From the article: "It was all but a given that guys my age would get our turn." At least with the draft, sacrifice was more shared than it is today when "[w]e're sending the same soldiers back to war five or six times or more." There's no shared sacrifice--Congress has not only abrogated its Constitutional obligation to declare war but has also refused to levy taxes to pay for military actions in which only a small percentage of the population is willing to serve.
I am happy for you Peter Smith, you have reconciled your service and feel no need to be thanked or recognized for what you did in Vietnam. I on the other hand don't mind it when someone says thank you for your service, because not only did I serve honorably as a US Marine in combat in 1967-68, twelve months and twenty days, during which 17,817 Americans were killed in action, I was not recognized or thanked back then. On the contrary, I was treated with scorn and ridicule, and sent into a deep depression that lasted for years. As a matter of fact, I would rather have someone say, I'm sorry for the way we treated you when you came home, and I am sorry for the way the VA continues to treat you.
...and just think, the Baby Boomer generation treated veterans like dogs...
Based on my own experience, I have this advice for veterans. Don't look back - don't look for gratitude. The rest of society just doesn't care. Take what you learned in the military and make it work in civilian life.

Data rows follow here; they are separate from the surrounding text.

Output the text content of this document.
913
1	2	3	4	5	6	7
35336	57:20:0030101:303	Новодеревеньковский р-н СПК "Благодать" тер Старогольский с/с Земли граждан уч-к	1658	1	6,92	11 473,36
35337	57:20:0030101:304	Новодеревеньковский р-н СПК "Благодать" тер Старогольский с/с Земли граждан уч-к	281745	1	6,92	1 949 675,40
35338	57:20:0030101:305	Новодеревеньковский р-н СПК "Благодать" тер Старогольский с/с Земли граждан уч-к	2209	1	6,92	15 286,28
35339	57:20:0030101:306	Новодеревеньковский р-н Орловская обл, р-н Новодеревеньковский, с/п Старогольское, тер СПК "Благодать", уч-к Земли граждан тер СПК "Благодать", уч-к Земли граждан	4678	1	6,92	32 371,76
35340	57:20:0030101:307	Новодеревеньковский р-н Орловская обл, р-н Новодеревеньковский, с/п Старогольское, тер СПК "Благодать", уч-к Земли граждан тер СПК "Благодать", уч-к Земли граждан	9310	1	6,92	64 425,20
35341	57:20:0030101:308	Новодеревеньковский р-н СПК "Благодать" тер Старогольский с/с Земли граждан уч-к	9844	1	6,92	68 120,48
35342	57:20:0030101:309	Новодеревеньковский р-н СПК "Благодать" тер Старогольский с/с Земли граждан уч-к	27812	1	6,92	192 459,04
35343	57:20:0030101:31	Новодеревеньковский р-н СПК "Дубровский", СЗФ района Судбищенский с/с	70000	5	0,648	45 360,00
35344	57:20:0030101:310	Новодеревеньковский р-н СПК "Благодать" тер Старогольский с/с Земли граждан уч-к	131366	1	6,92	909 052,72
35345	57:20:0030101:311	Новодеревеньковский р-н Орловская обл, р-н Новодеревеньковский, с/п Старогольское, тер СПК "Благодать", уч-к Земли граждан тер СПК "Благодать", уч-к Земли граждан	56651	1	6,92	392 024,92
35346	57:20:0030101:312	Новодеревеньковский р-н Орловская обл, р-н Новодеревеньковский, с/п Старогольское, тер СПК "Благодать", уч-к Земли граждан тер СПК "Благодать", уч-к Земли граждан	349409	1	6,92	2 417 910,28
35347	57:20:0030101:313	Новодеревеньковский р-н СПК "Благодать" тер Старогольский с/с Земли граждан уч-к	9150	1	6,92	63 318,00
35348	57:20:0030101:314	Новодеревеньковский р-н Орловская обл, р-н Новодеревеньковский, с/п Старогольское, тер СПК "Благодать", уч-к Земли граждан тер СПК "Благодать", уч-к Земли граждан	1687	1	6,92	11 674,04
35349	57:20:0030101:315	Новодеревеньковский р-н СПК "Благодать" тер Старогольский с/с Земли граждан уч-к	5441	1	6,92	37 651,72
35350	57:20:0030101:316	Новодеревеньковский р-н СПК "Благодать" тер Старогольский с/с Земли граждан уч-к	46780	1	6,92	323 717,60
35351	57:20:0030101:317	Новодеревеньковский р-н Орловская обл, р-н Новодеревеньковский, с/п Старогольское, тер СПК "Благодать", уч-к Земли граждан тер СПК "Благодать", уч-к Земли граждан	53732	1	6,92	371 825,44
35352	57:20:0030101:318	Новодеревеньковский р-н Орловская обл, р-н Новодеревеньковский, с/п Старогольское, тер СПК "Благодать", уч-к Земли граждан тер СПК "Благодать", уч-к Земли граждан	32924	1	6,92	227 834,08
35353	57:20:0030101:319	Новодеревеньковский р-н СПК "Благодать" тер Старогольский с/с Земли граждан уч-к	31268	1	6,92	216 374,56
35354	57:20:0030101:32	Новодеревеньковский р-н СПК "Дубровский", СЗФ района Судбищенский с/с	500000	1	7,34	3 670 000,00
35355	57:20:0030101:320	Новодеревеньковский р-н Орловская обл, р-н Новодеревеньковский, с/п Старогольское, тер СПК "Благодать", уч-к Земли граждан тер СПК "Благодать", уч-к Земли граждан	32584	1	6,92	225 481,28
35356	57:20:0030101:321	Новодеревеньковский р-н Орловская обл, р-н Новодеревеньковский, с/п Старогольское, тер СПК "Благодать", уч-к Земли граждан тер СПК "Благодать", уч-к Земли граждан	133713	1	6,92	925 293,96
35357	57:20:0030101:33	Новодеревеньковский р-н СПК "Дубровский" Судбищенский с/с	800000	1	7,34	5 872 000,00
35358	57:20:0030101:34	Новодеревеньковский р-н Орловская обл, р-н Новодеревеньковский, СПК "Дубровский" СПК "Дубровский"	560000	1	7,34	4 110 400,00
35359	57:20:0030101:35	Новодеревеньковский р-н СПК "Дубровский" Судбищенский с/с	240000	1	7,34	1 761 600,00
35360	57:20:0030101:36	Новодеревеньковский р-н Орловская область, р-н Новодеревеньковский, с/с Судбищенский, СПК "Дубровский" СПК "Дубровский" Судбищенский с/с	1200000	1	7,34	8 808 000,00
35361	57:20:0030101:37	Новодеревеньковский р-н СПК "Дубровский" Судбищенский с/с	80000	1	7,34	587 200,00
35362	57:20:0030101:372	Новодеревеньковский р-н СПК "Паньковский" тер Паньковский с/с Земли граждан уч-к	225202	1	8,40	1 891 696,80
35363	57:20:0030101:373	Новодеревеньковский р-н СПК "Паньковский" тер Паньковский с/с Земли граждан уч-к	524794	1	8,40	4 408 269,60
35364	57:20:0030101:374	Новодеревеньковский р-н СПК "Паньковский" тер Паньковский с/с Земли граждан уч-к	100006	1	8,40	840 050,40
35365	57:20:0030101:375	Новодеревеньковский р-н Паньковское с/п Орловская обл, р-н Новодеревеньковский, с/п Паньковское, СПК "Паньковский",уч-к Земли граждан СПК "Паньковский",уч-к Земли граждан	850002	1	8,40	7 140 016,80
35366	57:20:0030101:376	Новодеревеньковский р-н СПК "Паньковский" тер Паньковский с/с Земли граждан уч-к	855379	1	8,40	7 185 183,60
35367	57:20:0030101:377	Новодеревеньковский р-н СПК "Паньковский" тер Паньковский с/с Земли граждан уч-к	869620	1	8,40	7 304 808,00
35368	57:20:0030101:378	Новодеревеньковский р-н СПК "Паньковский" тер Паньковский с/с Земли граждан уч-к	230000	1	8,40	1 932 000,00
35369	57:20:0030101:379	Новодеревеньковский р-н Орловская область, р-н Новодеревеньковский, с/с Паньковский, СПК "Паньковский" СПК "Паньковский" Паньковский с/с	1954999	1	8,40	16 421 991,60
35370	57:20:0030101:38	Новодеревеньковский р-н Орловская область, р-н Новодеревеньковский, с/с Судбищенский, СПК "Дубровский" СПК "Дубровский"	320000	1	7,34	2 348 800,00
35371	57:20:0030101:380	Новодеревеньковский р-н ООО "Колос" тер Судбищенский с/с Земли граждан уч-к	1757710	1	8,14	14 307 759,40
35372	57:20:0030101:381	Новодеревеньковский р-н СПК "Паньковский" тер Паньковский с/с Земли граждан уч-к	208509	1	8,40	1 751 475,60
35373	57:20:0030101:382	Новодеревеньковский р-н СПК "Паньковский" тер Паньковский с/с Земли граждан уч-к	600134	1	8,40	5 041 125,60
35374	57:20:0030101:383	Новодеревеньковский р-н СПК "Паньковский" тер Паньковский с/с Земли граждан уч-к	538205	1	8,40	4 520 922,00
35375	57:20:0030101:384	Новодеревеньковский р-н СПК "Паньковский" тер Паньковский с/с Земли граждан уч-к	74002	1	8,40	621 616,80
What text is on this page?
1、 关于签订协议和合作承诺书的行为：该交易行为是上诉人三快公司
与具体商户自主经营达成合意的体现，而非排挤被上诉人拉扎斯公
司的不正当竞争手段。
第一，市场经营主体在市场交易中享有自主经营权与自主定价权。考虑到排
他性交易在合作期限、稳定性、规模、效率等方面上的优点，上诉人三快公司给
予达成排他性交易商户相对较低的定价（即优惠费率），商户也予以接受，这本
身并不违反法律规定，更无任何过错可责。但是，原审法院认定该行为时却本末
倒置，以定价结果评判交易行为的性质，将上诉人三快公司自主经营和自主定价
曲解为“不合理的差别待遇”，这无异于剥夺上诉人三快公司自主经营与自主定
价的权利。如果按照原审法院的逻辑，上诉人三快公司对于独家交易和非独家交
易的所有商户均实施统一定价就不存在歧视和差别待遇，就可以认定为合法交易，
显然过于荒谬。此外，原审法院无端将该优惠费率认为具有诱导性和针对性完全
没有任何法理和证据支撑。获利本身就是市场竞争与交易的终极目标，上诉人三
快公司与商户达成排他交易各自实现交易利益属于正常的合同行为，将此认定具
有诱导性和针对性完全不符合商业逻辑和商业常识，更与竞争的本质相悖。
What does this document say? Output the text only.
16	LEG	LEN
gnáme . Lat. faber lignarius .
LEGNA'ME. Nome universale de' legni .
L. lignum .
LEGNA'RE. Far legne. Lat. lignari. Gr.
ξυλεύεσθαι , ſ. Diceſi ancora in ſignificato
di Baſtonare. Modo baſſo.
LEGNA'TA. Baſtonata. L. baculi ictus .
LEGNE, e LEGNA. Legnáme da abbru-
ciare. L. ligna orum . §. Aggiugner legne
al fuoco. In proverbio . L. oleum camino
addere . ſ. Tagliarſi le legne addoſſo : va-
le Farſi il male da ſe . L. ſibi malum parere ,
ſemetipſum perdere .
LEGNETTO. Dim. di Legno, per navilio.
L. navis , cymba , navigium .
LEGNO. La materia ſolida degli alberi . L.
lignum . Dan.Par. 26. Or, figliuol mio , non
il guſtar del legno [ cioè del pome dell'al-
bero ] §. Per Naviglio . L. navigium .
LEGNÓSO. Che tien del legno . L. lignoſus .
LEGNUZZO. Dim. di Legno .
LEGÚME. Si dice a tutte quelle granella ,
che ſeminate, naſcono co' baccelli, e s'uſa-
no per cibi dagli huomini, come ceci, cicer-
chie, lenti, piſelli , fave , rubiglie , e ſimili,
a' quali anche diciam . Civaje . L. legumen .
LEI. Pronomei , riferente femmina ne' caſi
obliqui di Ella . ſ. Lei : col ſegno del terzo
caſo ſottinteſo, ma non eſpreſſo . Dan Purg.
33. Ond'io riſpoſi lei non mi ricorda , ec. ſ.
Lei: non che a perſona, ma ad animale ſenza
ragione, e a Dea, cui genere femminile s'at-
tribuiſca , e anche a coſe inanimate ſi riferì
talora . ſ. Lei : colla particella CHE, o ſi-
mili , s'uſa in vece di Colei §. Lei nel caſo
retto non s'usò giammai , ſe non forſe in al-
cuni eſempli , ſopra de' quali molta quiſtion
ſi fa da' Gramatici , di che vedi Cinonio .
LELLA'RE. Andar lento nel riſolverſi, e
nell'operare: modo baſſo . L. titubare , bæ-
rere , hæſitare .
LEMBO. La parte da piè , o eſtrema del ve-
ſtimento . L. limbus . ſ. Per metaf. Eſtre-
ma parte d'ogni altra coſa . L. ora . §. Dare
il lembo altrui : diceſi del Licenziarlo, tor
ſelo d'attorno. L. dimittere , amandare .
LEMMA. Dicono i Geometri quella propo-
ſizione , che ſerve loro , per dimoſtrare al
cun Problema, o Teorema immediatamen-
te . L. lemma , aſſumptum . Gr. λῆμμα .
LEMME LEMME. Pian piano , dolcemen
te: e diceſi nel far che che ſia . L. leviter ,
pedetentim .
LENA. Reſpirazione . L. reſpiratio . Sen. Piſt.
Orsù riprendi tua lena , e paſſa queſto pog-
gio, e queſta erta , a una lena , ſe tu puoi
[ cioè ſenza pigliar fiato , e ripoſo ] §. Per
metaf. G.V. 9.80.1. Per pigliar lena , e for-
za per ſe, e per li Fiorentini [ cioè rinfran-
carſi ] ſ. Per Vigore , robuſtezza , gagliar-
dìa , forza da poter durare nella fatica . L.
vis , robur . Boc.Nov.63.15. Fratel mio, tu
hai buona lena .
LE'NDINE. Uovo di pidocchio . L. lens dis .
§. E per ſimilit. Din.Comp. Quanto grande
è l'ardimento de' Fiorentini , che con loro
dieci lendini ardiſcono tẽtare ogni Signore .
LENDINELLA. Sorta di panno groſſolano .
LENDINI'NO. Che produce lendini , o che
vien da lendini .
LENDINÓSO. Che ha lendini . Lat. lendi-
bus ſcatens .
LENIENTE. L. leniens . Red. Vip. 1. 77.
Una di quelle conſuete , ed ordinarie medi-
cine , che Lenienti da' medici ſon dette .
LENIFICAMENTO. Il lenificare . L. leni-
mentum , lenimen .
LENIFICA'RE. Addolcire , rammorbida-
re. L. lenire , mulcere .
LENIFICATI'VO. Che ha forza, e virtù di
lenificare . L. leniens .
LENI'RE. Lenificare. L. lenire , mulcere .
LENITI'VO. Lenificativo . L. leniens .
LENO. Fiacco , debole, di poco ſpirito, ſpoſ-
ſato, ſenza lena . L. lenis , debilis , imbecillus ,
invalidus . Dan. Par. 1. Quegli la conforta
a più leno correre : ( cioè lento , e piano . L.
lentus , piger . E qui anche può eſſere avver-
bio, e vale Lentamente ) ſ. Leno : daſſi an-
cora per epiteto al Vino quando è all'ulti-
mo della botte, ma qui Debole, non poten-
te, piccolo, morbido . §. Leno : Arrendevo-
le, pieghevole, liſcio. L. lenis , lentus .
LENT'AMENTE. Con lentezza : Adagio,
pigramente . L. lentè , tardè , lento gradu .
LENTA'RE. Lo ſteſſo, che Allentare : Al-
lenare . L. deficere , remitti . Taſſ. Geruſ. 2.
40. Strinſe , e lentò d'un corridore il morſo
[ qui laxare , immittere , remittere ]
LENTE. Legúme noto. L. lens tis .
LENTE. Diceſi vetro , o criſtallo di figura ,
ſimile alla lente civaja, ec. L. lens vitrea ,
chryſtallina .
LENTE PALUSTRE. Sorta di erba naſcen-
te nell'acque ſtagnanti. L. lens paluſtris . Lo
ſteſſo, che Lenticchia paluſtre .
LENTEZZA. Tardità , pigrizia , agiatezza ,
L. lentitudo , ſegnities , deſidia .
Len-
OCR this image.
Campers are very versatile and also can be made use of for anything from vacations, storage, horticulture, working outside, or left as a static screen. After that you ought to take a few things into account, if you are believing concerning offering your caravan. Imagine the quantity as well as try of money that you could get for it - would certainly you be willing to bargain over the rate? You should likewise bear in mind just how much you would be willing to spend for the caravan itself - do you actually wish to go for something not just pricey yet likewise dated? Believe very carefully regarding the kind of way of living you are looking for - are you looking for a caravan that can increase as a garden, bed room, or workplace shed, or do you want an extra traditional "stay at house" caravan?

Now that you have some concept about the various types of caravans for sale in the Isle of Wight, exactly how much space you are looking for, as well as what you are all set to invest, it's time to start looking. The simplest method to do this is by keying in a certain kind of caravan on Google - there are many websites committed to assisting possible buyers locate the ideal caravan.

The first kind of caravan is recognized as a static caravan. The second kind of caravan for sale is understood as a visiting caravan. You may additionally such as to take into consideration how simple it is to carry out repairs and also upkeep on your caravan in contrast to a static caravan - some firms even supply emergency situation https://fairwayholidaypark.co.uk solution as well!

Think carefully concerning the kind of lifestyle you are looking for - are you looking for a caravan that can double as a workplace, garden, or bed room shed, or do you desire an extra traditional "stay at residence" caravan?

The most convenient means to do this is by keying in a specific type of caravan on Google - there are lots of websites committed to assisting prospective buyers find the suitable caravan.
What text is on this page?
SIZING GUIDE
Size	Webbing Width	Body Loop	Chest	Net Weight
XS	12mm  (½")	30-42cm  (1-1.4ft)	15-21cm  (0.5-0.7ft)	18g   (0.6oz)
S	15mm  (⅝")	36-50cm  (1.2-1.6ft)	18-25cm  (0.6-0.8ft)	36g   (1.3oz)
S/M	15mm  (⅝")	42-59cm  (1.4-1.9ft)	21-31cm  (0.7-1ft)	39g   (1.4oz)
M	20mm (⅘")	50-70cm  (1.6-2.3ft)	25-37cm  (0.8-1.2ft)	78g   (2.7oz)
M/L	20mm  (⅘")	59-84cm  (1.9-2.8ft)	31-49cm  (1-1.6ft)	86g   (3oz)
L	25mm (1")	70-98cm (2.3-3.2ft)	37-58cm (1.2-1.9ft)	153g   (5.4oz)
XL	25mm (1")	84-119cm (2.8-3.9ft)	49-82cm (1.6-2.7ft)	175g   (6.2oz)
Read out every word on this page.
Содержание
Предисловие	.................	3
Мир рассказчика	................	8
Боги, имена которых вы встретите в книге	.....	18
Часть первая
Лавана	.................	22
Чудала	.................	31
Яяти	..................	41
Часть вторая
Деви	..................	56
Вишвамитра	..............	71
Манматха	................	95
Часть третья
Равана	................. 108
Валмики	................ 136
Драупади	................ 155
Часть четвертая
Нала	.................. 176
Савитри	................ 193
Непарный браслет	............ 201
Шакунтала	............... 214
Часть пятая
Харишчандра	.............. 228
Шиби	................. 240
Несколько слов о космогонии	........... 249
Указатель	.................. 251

Re: "The rest of society just doesn't care." Not true, alanson. President Obama reiterated his support for those who have served in the military today in his Veterans' Day Speech. He's consistently called on Congress to fund healthcare and disability benefits which help veterans deal with emotional and physical effects of war now and in the future and to fund home loan guarantees, education and training which will help veterans transition back into civilian life as contributing members of society now and in the future.
Here's part of the President's speech: "We take care of our own. We take care of our veterans. We take care of your families, not just by saluting you on one day, once a year, but by fighting for you and your families every day of every year. That’s our obligation, a sacred obligation to all of you."
Mr. Smith summed up the feelings of this Viet Nam vet. Sure, I was there, in combat, controlling the guns from a destroyer, but it was those in the trenches including three high school friends of mine who gave their lives. Fortunately, I had none come home with debilitating injuries.
I saw a young woman in an Army uniform the other day. I went up to her and said, "thank you for your service. We HAD a commitment, you MADE a commitment. That is a far greater thing."
Sadly, our politicians, including Obama and Romney never served in the military. While Romney did his mission for his church which is highly commendable, he rattled his sabre as if he were a combat veteran. He hasn't a clue.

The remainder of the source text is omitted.